The generality of people in Corea are not religious, though in former days, especially in the Korai-an era, between the tenth and fourteenth centuries, they seem to have been ardent Buddhists. Indeed, Buddhism as a religion seems to have got a strong hold in Cho-sen during the many Chinese invasions; it only passed over Cho-sen, however, like a huge cloud, to vanish again, though leaving here and there traces of the power it once exercised.
The bonzes (priests) had at one time so much authority all over the country as to actually rule the King himself; and, as the reverend gentlemen were ready with the sword as well as with their bead prayer-rosaries, they became an unparalleled nuisance and dangerous to the constitution. After having, by their great power and capacity for agitation, roused the country to revolution and internal disputes, it was found necessary to put them down, and from that time forward, they became mere nonentities. The chief instrument which brought this about was a law, still in existence, by which no religion is, under any circumstances, tolerated or allowed within the walls of Corean cities, and all bonzes are forbidden to enter the gates of any city under pain of losing their heads.
The influence which the priests had gained over the Court having been thus suddenly destroyed, and the offenders against the law in question having been most severely dealt with, Buddhism, so far as Corea was concerned, received its death blow. This was so: first, because, although it had prevailed without restraint for nearly five centuries, many of the primitive old superstitions were still deeply rooted in the minds of the Coreans, and because, with the fall of the priests, these sprang up again bolder than ever; then, too, because the law above-mentioned was so strictly enforced that many temples and monasteries had to be closed owing to lack of sufficient funds, the number of their supporters having become infinitesimal in a comparatively short time.

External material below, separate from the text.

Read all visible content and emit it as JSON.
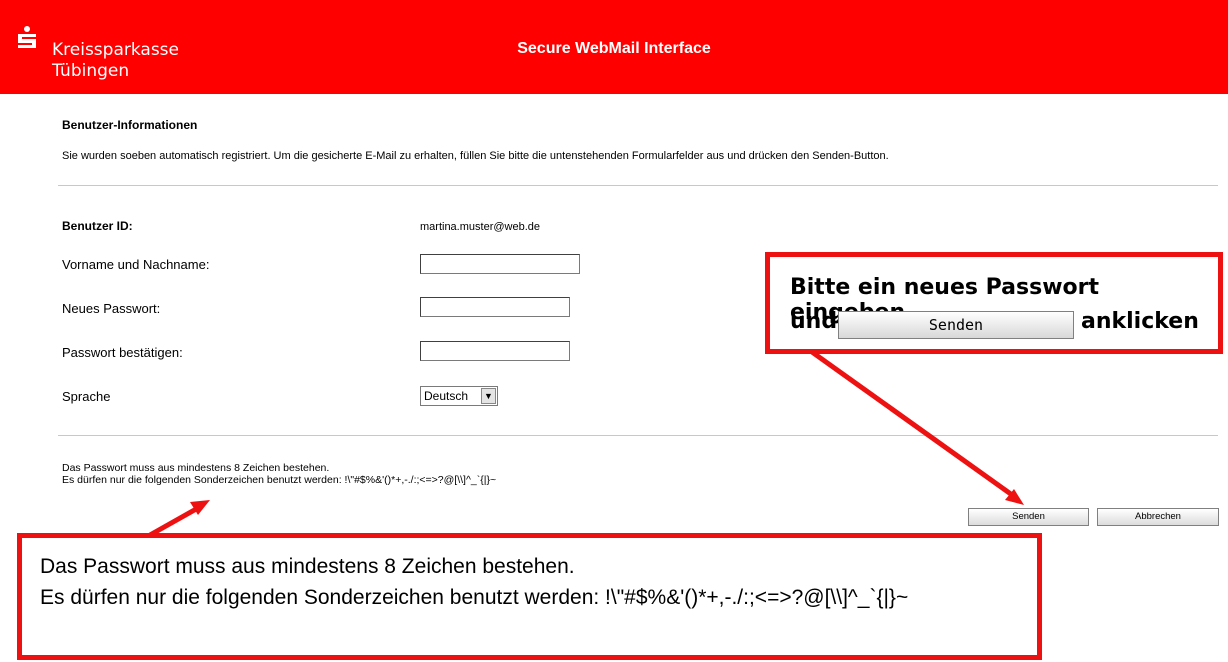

Shamanism is at the present time the popular religion, if indeed there is any that can be so designated. The primitive worship of nature appears to be quite sufficient for the religious aspirations of the Corean native, and with his imaginative brain he has peopled the earth with evil and good spirits, as well as giving them to the elements, the sky, and the morning star. To these spirits he offers sacrifices, when somebody in his family dies, or when any great event takes place; and to be on good terms with these invisible rulers of his fate is deemed necessary, even by well-educated people who should know better.

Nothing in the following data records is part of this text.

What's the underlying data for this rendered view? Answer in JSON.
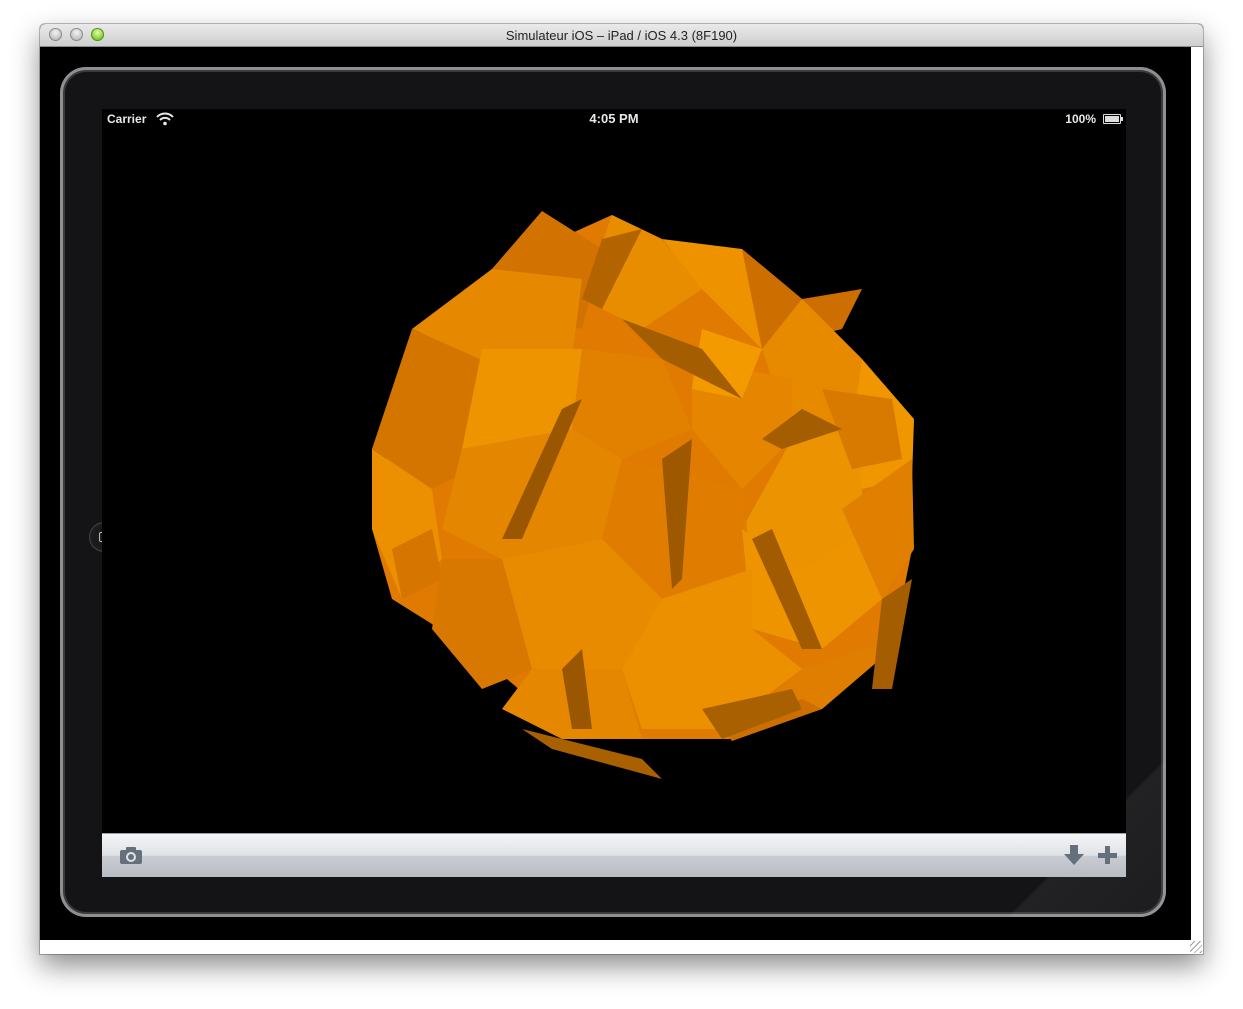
{
  "window": {
    "title": "Simulateur iOS – iPad / iOS 4.3 (8F190)"
  },
  "statusbar": {
    "carrier": "Carrier",
    "time": "4:05 PM",
    "battery": "100%"
  },
  "scene": {
    "object": "polyhedron",
    "color": "#ee9200"
  },
  "toolbar": {
    "left_icon": "camera-icon",
    "right_icons": [
      "download-arrow-icon",
      "plus-icon"
    ]
  }
}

There are spirits for everything in Cho-sen. The air is alive with them, and there are people who will actually swear that they have come in contact with them. Diseases of all sorts, particularly paralysis, are invariably ascribed to the possession of the human frame by one of these unwholesome visitors, and when a death occurs, to what else can it be due than to their evil and invisible operation? To old age, to diseases natural and zymotic, the expiration of life is never ascribed; these everlasting evil spirits have to answer for it all.